Судя по виду Шагги, эти слова его утешили. Сестра увидела, как с его плеч словно камень свалился. Он развернулся на своих отполированных каблуках и последовал за благовонным облаком Агнес по коридору. У двойных дверей он остановился.
– Значит, если твое тело не уходит на небо, то не имеет значения, если другой мальчик делал с ним что-то нехорошее в мусорном сарае, верно?
Дверь в общую палату с грохотом распахнулась. Свет там горел приглушенный и навевающий дремоту; мужчины в бежевых пижамах полусидели на своих белых кроватях. У дальней стены палаты стояла кровать Вулли, а вокруг нее оранжевые стулья для посетителей. Каждый из пустых стульев стоял в отдельном пятне отраженного света, и Лиззи сидела в одиночестве, ее серое пальто, серая юбка и коричневые колготки терялись на фоне яркого пластика.
Агнес, выставив в стороны локти, театрально прижимала ладони к лицу, как в детской игре в прятки. На ее спину падал яркий свет из коридора, и она исполняла свою роль, будто на сцене Королевского театра. Она прошла по палате, уронив на ходу сумочку и шубку и оставив их лежать на полу у себя за спиной. Бросая вызов сестре Мичан, она поставила туфельку на перекладину и забралась на кровать. Лиззи опустила глаза на ногу дочери, с упавшим сердцем увидела крашеные ногти, торчавшие из драных черных колготок. Агнес забралась на кровать и улеглась на своего спящего отца, словно его вдова. Потом она принялась обнимать его и стенать, словно его любовница. Вулли не шелохнулся. Лиззи поднялась со стула и молча одернула юбку на дочери, чтобы не было видно ее белое нейлоновое белье.

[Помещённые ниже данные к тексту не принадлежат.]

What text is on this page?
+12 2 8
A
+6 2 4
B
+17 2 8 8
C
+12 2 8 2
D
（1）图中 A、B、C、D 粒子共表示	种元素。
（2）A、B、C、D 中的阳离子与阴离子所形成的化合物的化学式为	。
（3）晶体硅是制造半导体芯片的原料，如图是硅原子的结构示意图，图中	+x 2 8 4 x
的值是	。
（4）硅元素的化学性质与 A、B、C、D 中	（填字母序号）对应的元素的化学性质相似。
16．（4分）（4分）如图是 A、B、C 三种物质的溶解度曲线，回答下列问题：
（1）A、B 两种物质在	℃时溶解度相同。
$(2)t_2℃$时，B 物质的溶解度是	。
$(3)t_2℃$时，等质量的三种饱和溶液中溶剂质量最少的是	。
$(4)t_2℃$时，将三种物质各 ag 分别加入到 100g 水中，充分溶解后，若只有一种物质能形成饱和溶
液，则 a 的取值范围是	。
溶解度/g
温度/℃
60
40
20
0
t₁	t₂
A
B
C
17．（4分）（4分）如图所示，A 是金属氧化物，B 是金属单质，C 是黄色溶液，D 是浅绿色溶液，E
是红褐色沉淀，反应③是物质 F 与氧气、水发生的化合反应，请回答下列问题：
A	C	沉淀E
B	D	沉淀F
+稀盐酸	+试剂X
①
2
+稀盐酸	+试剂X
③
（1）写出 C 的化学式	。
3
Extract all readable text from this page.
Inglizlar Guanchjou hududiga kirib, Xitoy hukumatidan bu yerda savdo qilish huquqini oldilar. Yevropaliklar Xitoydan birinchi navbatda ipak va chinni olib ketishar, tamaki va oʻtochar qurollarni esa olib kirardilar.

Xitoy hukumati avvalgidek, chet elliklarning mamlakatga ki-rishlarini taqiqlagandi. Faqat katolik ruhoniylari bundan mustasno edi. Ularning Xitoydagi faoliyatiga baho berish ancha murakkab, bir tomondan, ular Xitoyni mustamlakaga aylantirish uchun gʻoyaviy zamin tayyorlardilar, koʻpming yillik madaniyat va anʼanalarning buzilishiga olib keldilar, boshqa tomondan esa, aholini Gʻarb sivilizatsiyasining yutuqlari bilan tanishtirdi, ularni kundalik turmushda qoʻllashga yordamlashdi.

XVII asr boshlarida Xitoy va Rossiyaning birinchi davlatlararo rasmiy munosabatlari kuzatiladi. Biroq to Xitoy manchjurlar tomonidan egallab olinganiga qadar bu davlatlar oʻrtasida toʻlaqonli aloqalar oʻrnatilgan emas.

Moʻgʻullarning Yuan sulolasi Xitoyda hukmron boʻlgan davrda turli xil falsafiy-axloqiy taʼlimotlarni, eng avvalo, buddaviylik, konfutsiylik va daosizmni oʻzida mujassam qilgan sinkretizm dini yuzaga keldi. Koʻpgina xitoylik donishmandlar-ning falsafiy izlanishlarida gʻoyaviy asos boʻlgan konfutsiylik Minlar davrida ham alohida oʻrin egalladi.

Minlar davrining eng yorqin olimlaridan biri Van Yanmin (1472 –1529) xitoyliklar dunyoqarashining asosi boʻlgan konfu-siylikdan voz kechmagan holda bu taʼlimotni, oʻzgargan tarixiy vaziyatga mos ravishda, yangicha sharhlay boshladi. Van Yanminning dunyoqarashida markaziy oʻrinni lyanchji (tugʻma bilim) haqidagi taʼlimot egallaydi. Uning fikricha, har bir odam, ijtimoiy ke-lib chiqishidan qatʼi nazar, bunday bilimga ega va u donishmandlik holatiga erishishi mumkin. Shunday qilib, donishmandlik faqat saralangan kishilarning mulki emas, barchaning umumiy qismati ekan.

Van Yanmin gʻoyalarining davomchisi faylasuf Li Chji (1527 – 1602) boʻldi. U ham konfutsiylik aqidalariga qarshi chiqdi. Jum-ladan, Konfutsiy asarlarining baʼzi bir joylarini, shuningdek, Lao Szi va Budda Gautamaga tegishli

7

Дверь в палату приоткрылась, и появился Шагги с вещами Агнес в руках.
– Ты бы и голову потеряла, если бы она не была у тебя прикручена.
Умирающие мужчины снова зашевелились, когда в палате появилось это видение юности. Дама-посетительница в костюме-двойке из овечьей шерсти сложила руки на груди, неодобрительно выставив в его сторону носок замшевого мокасина. Мальчик в костюмчике прошел по палате, молча подбирая попадавшиеся ему на глаза материнские вещи, он волочил брошенную шубку, как мокрое полотенце. Его бабушка улыбалась ему. Точно так же она улыбалась, когда по воскресеньям смотрела телик, не особо обращая внимания на то, что происходит на экране. Вид у нее был ничуть не печальный, подумал Шагги, она казалась умиротворенной, смирившейся. Он сел на один из пустых стульев рядом с ней, взял ее худую руку в свою. Они оба посмотрели на Агнес, которая оступилась, слезая с кровати. В тусклом свете лицо его деда обрело цвет сгущенного молока. Кожа казалась тонкой, как желтая липучка от мух, и была так туго натянута на костлявый кэмпбелловский нос, что Шагги на ум пришла куриная дужка.
Агнес села на другой стул рядом с матерью, взяла ее другую руку.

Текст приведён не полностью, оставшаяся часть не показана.